Ainda não é a maior crise migratória porque a maior crise é da Síria que tem mais de 6 milhões de refugiados, mas essa crise da Ucrânia avança muito rapidamente e em menos de um mês de guerra estamos com 3,5 milhões. É a crise que mais rapidamente avança desde a 2ª Guerra Mundial. A maior parte dessas pessoas estão indo para a Polônia, que tem mais de 2 milhões de refugiados e tem 37 milhões de habitantes e a Ucrânia tem 44 milhões. Por enquanto, os poloneses recebem muito bem os ucranianos, mas daqui a pouco talvez não seja mais assim, pois é uma multidão de gente no território e essas pessoas precisam de uma infraestrutura, irão precisar de um trabalho, pois o país delas está destruído. Se elas quisessem voltar hoje para a Ucrânia, não é a mesma Ucrânia onde elas moravam antes. Elas perderam os empregos, as casas, muitas delas não existem mais, os prédios foram bombardeados, as cidades bombardeadas, a economia do país está arrasada. É provável que muitas dessas pessoas refugiadas fiquem onde elas estão agora, porque elas têm que sobreviver nesse meio tempo enquanto a guerra perdura e depois sobreviver para a reconstrução da Ucrânia.
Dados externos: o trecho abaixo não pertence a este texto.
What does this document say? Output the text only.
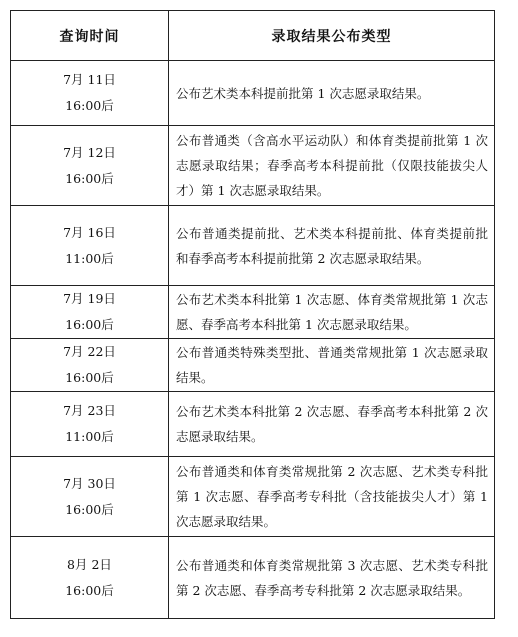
查询时间	录取结果公布类型

7月 11日
16:00后	公布艺术类本科提前批第 1 次志愿录取结果。

7月 12日
16:00后	公布普通类（含高水平运动队）和体育类提前批第 1 次志愿录取结果；春季高考本科提前批（仅限技能拔尖人才）第 1 次志愿录取结果。

7月 16日
11:00后	公布普通类提前批、艺术类本科提前批、体育类提前批和春季高考本科提前批第 2 次志愿录取结果。

7月 19日
16:00后	公布艺术类本科批第 1 次志愿、体育类常规批第 1 次志愿、春季高考本科批第 1 次志愿录取结果。

7月 22日
16:00后	公布普通类特殊类型批、普通类常规批第 1 次志愿录取结果。

7月 23日
11:00后	公布艺术类本科批第 2 次志愿、春季高考本科批第 2 次志愿录取结果。

7月 30日
16:00后	公布普通类和体育类常规批第 2 次志愿、艺术类专科批第 1 次志愿、春季高考专科批（含技能拔尖人才）第 1 次志愿录取结果。

8月 2日
16:00后	公布普通类和体育类常规批第 3 次志愿、艺术类专科批第 2 次志愿、春季高考专科批第 2 次志愿录取结果。
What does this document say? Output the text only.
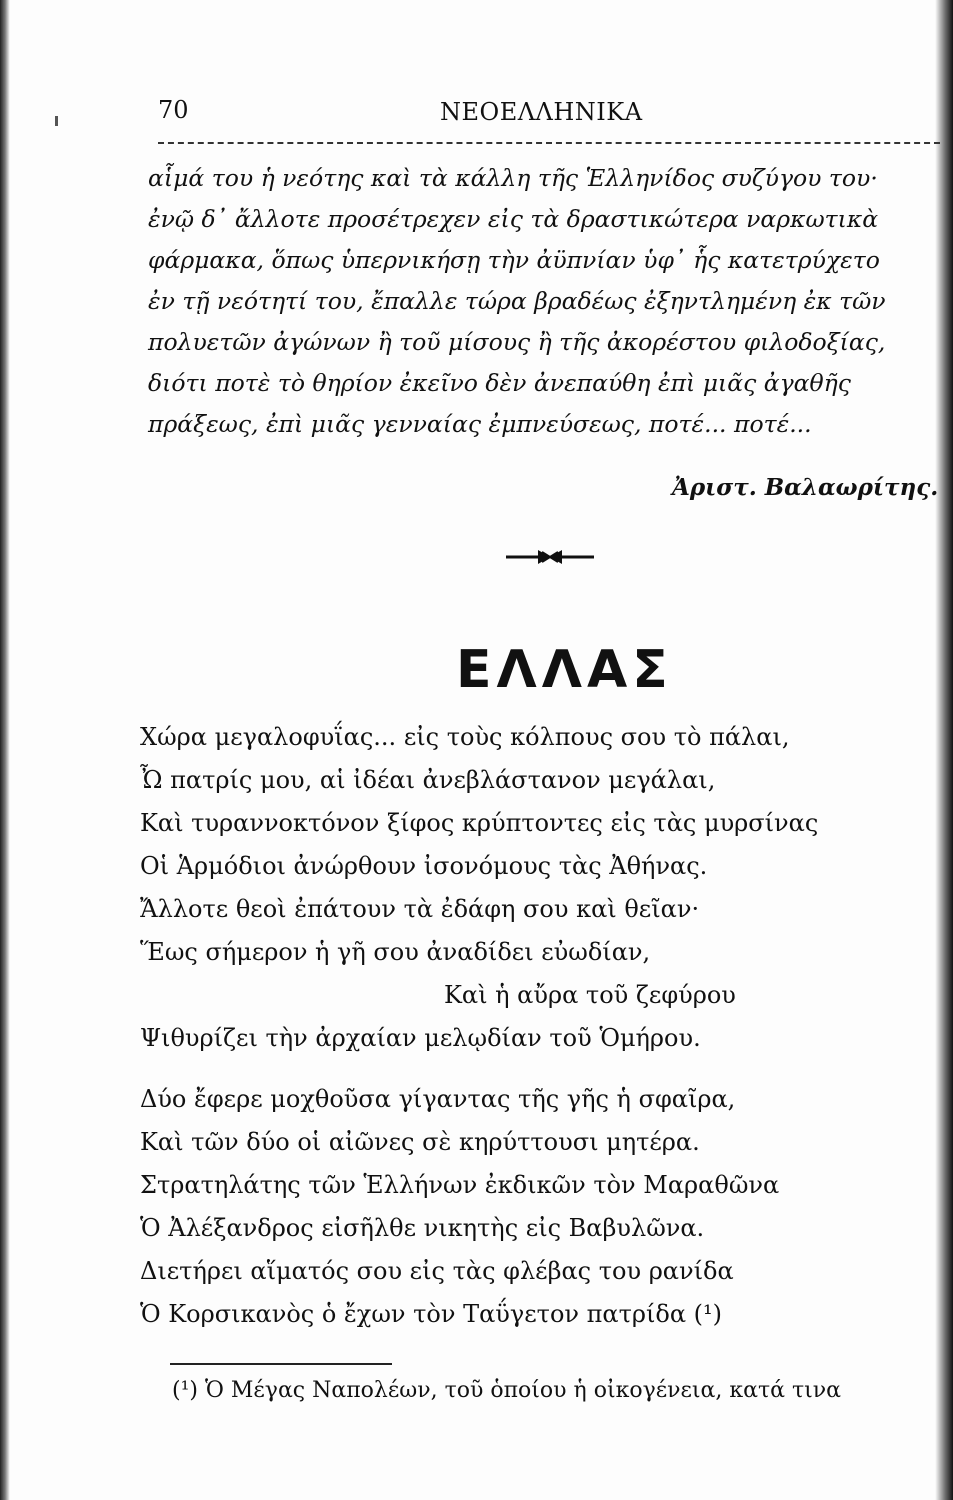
70	ΝΕΟΕΛΛΗΝΙΚΑ
αἷμά του ἡ νεότης καὶ τὰ κάλλη τῆς Ἑλληνίδος συζύγου του·
ἐνῷ δ᾽ ἄλλοτε προσέτρεχεν εἰς τὰ δραστικώτερα ναρκωτικὰ
φάρμακα, ὅπως ὑπερνικήσῃ τὴν ἀϋπνίαν ὑφ᾽ ἧς κατετρύχετο
ἐν τῇ νεότητί του, ἔπαλλε τώρα βραδέως ἐξηντλημένη ἐκ τῶν
πολυετῶν ἀγώνων ἢ τοῦ μίσους ἢ τῆς ἀκορέστου φιλοδοξίας,
διότι ποτὲ τὸ θηρίον ἐκεῖνο δὲν ἀνεπαύθη ἐπὶ μιᾶς ἀγαθῆς
πράξεως, ἐπὶ μιᾶς γενναίας ἐμπνεύσεως, ποτέ... ποτέ...
Ἀριστ. Βαλαωρίτης.
ΕΛΛΑΣ
Χώρα μεγαλοφυΐας... εἰς τοὺς κόλπους σου τὸ πάλαι,
Ὦ πατρίς μου, αἱ ἰδέαι ἀνεβλάστανον μεγάλαι,
Καὶ τυραννοκτόνον ξίφος κρύπτοντες εἰς τὰς μυρσίνας
Οἱ Ἁρμόδιοι ἀνώρθουν ἰσονόμους τὰς Ἀθήνας.
Ἄλλοτε θεοὶ ἐπάτουν τὰ ἐδάφη σου καὶ θεῖαν·
Ἕως σήμερον ἡ γῆ σου ἀναδίδει εὐωδίαν,
Καὶ ἡ αὔρα τοῦ ζεφύρου
Ψιθυρίζει τὴν ἀρχαίαν μελῳδίαν τοῦ Ὁμήρου.
Δύο ἔφερε μοχθοῦσα γίγαντας τῆς γῆς ἡ σφαῖρα,
Καὶ τῶν δύο οἱ αἰῶνες σὲ κηρύττουσι μητέρα.
Στρατηλάτης τῶν Ἑλλήνων ἐκδικῶν τὸν Μαραθῶνα
Ὁ Ἀλέξανδρος εἰσῆλθε νικητὴς εἰς Βαβυλῶνα.
Διετήρει αἵματός σου εἰς τὰς φλέβας του ρανίδα
Ὁ Κορσικανὸς ὁ ἔχων τὸν Ταΰγετον πατρίδα (¹)
(¹) Ὁ Μέγας Ναπολέων, τοῦ ὁποίου ἡ οἰκογένεια, κατά τινα
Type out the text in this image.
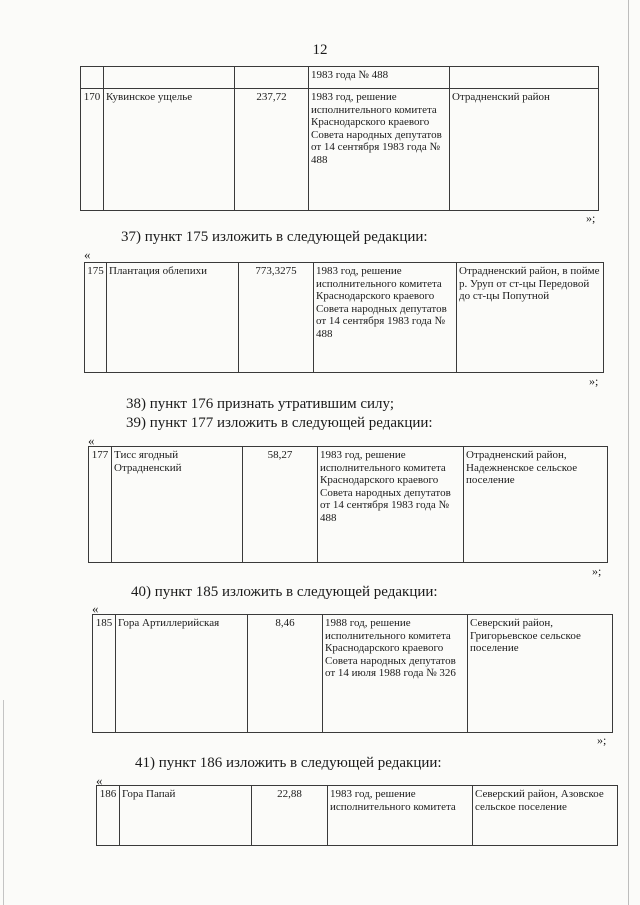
12
			1983 года № 488	
170	Кувинское ущелье	237,72	1983 год, решение исполнительного комитета Краснодарского краевого Совета народных депутатов от 14 сентября 1983 года № 488	Отрадненский район
»;
37) пункт 175 изложить в следующей редакции:
«
175	Плантация облепихи	773,3275	1983 год, решение исполнительного комитета Краснодарского краевого Совета народных депутатов от 14 сентября 1983 года № 488	Отрадненский район, в пойме р. Уруп от ст-цы Передовой до ст-цы Попутной
»;
38) пункт 176 признать утратившим силу;
39) пункт 177 изложить в следующей редакции:
«
177	Тисс ягодный Отрадненский	58,27	1983 год, решение исполнительного комитета Краснодарского краевого Совета народных депутатов от 14 сентября 1983 года № 488	Отрадненский район, Надежненское сельское поселение
»;
40) пункт 185 изложить в следующей редакции:
«
185	Гора Артиллерийская	8,46	1988 год, решение исполнительного комитета Краснодарского краевого Совета народных депутатов от 14 июля 1988 года № 326	Северский район, Григорьевское сельское поселение
»;
41) пункт 186 изложить в следующей редакции:
«
186	Гора Папай	22,88	1983 год, решение исполнительного комитета	Северский район, Азовское сельское поселение
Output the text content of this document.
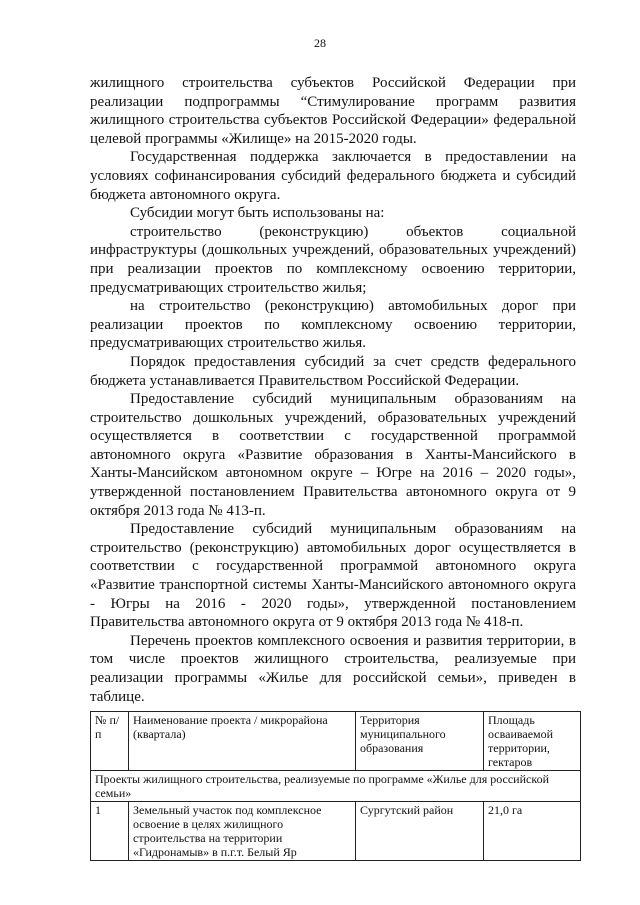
28

жилищного строительства субъектов Российской Федерации при реализации подпрограммы “Стимулирование программ развития жилищного строительства субъектов Российской Федерации» федеральной целевой программы «Жилище» на 2015-2020 годы.

Государственная поддержка заключается в предоставлении на условиях софинансирования субсидий федерального бюджета и субсидий бюджета автономного округа.

Субсидии могут быть использованы на:

строительство (реконструкцию) объектов социальной инфраструктуры (дошкольных учреждений, образовательных учреждений) при реализации проектов по комплексному освоению территории, предусматривающих строительство жилья;

на строительство (реконструкцию) автомобильных дорог при реализации проектов по комплексному освоению территории, предусматривающих строительство жилья.

Порядок предоставления субсидий за счет средств федерального бюджета устанавливается Правительством Российской Федерации.

Предоставление субсидий муниципальным образованиям на строительство дошкольных учреждений, образовательных учреждений осуществляется в соответствии с государственной программой автономного округа «Развитие образования в Ханты-Мансийского в Ханты-Мансийском автономном округе – Югре на 2016 – 2020 годы», утвержденной постановлением Правительства автономного округа от 9 октября 2013 года № 413-п.

Предоставление субсидий муниципальным образованиям на строительство (реконструкцию) автомобильных дорог осуществляется в соответствии с государственной программой автономного округа «Развитие транспортной системы Ханты-Мансийского автономного округа - Югры на 2016 - 2020 годы», утвержденной постановлением Правительства автономного округа от 9 октября 2013 года № 418-п.

Перечень проектов комплексного освоения и развития территории, в том числе проектов жилищного строительства, реализуемые при реализации программы «Жилье для российской семьи», приведен в таблице.

№ п/п	Наименование проекта / микрорайона (квартала)	Территория муниципального образования	Площадь осваиваемой территории, гектаров
Проекты жилищного строительства, реализуемые по программе «Жилье для российской семьи»			
1	Земельный участок под комплексное освоение в целях жилищного строительства на территории «Гидронамыв» в п.г.т. Белый Яр	Сургутский район	21,0 га
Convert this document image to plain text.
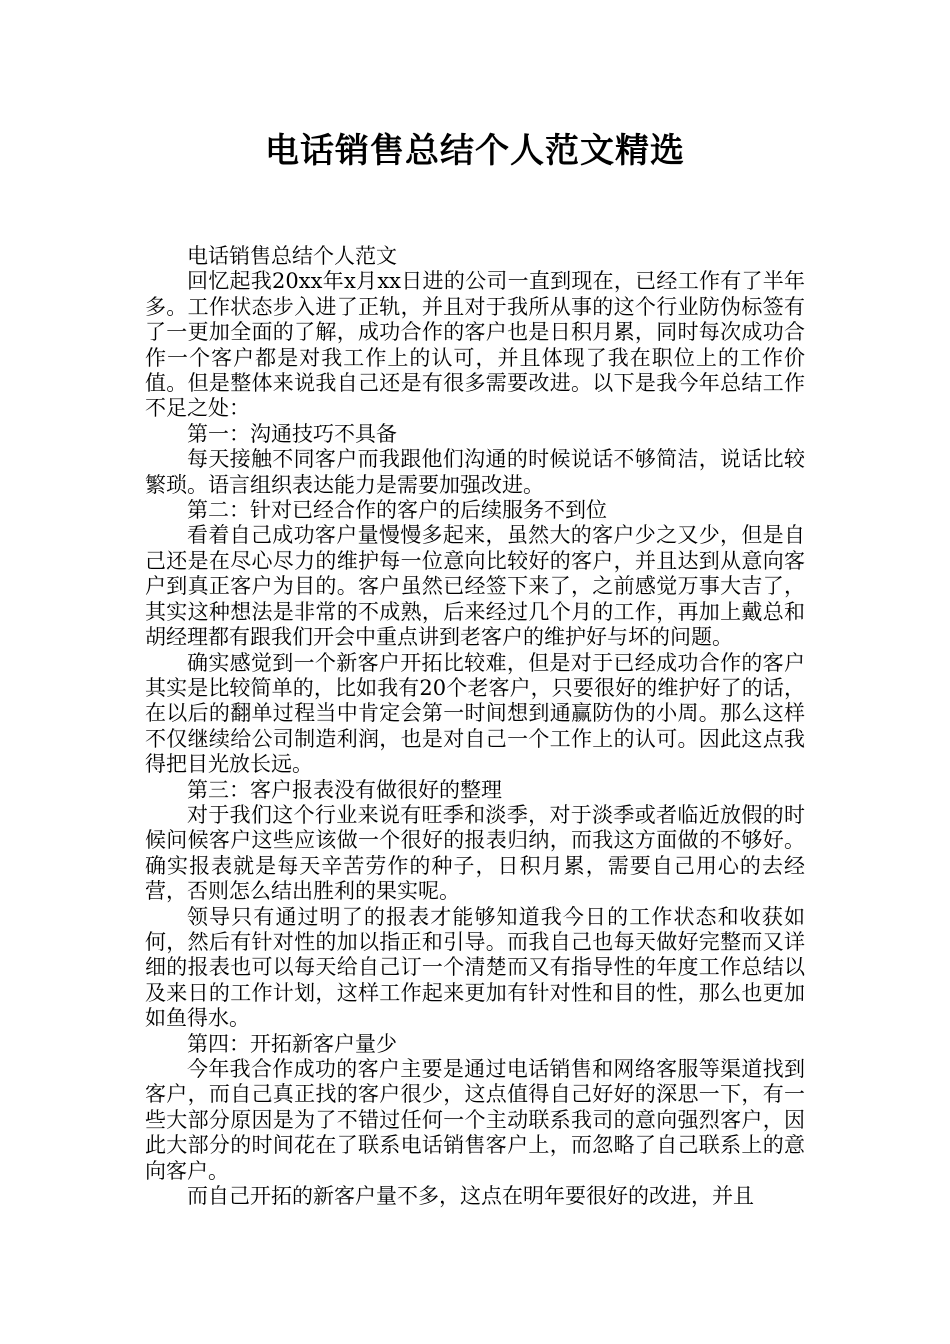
电话销售总结个人范文精选

电话销售总结个人范文

回忆起我20xx年x月xx日进的公司一直到现在，已经工作有了半年多。工作状态步入进了正轨，并且对于我所从事的这个行业防伪标签有了一更加全面的了解，成功合作的客户也是日积月累，同时每次成功合作一个客户都是对我工作上的认可，并且体现了我在职位上的工作价值。但是整体来说我自己还是有很多需要改进。以下是我今年总结工作不足之处：

第一：沟通技巧不具备

每天接触不同客户而我跟他们沟通的时候说话不够简洁，说话比较繁琐。语言组织表达能力是需要加强改进。

第二：针对已经合作的客户的后续服务不到位

看着自己成功客户量慢慢多起来，虽然大的客户少之又少，但是自己还是在尽心尽力的维护每一位意向比较好的客户，并且达到从意向客户到真正客户为目的。客户虽然已经签下来了，之前感觉万事大吉了，其实这种想法是非常的不成熟，后来经过几个月的工作，再加上戴总和胡经理都有跟我们开会中重点讲到老客户的维护好与坏的问题。

确实感觉到一个新客户开拓比较难，但是对于已经成功合作的客户其实是比较简单的，比如我有20个老客户，只要很好的维护好了的话，在以后的翻单过程当中肯定会第一时间想到通赢防伪的小周。那么这样不仅继续给公司制造利润，也是对自己一个工作上的认可。因此这点我得把目光放长远。

第三：客户报表没有做很好的整理

对于我们这个行业来说有旺季和淡季，对于淡季或者临近放假的时候问候客户这些应该做一个很好的报表归纳，而我这方面做的不够好。确实报表就是每天辛苦劳作的种子，日积月累，需要自己用心的去经营，否则怎么结出胜利的果实呢。

领导只有通过明了的报表才能够知道我今日的工作状态和收获如何，然后有针对性的加以指正和引导。而我自己也每天做好完整而又详细的报表也可以每天给自己订一个清楚而又有指导性的年度工作总结以及来日的工作计划，这样工作起来更加有针对性和目的性，那么也更加如鱼得水。

第四：开拓新客户量少

今年我合作成功的客户主要是通过电话销售和网络客服等渠道找到客户，而自己真正找的客户很少，这点值得自己好好的深思一下，有一些大部分原因是为了不错过任何一个主动联系我司的意向强烈客户，因此大部分的时间花在了联系电话销售客户上，而忽略了自己联系上的意向客户。

而自己开拓的新客户量不多，这点在明年要很好的改进，并且
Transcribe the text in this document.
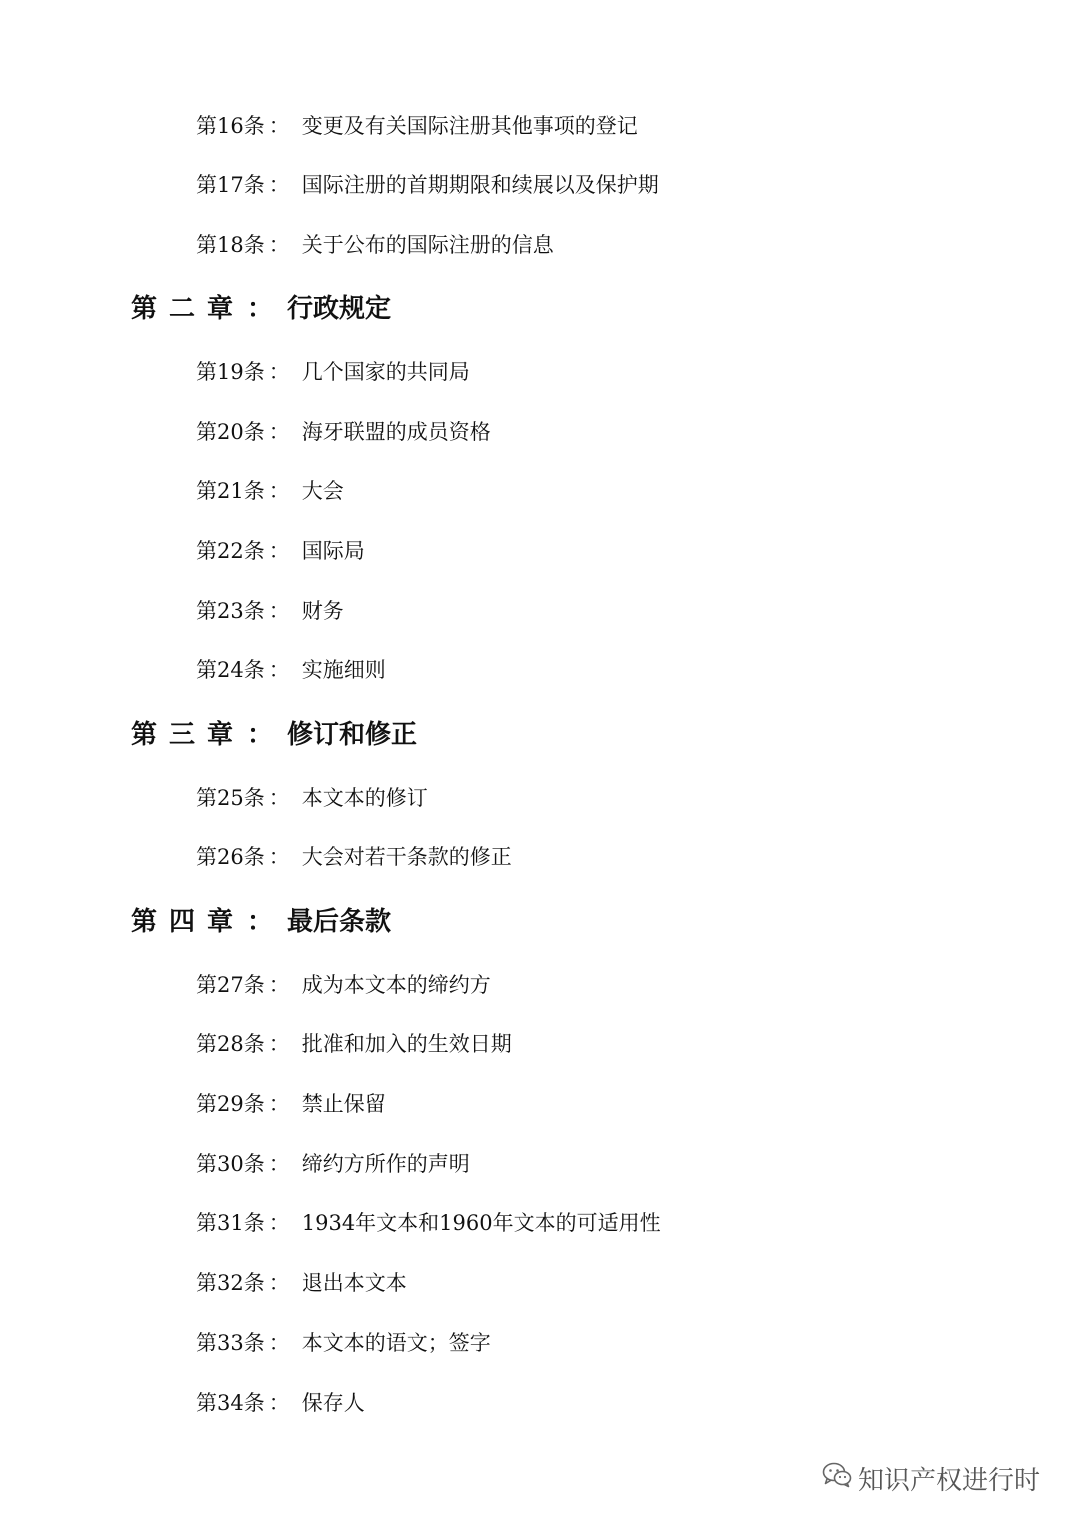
第16条 ： 变更及有关国际注册其他事项的登记
第17条 ： 国际注册的首期期限和续展以及保护期
第18条 ： 关于公布的国际注册的信息
第二章： 行政规定
第19条 ： 几个国家的共同局
第20条 ： 海牙联盟的成员资格
第21条 ： 大会
第22条 ： 国际局
第23条 ： 财务
第24条 ： 实施细则
第三章： 修订和修正
第25条 ： 本文本的修订
第26条 ： 大会对若干条款的修正
第四章： 最后条款
第27条 ： 成为本文本的缔约方
第28条 ： 批准和加入的生效日期
第29条 ： 禁止保留
第30条 ： 缔约方所作的声明
第31条 ： 1934年文本和1960年文本的可适用性
第32条 ： 退出本文本
第33条 ： 本文本的语文；签字
第34条 ： 保存人
知识产权进行时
Existem também os refugiados que vão para a Rússia e a Rússia tem uma intenção muito clara em relação a isso, ela quer que quem é contra a Rússia se afaste da Ucrânia e quem é pró-Rússia depois volte para reconstruir a Ucrânia, o que seria muito complicado porque vai haver atrito de qualquer forma.

Por Aline Koproski.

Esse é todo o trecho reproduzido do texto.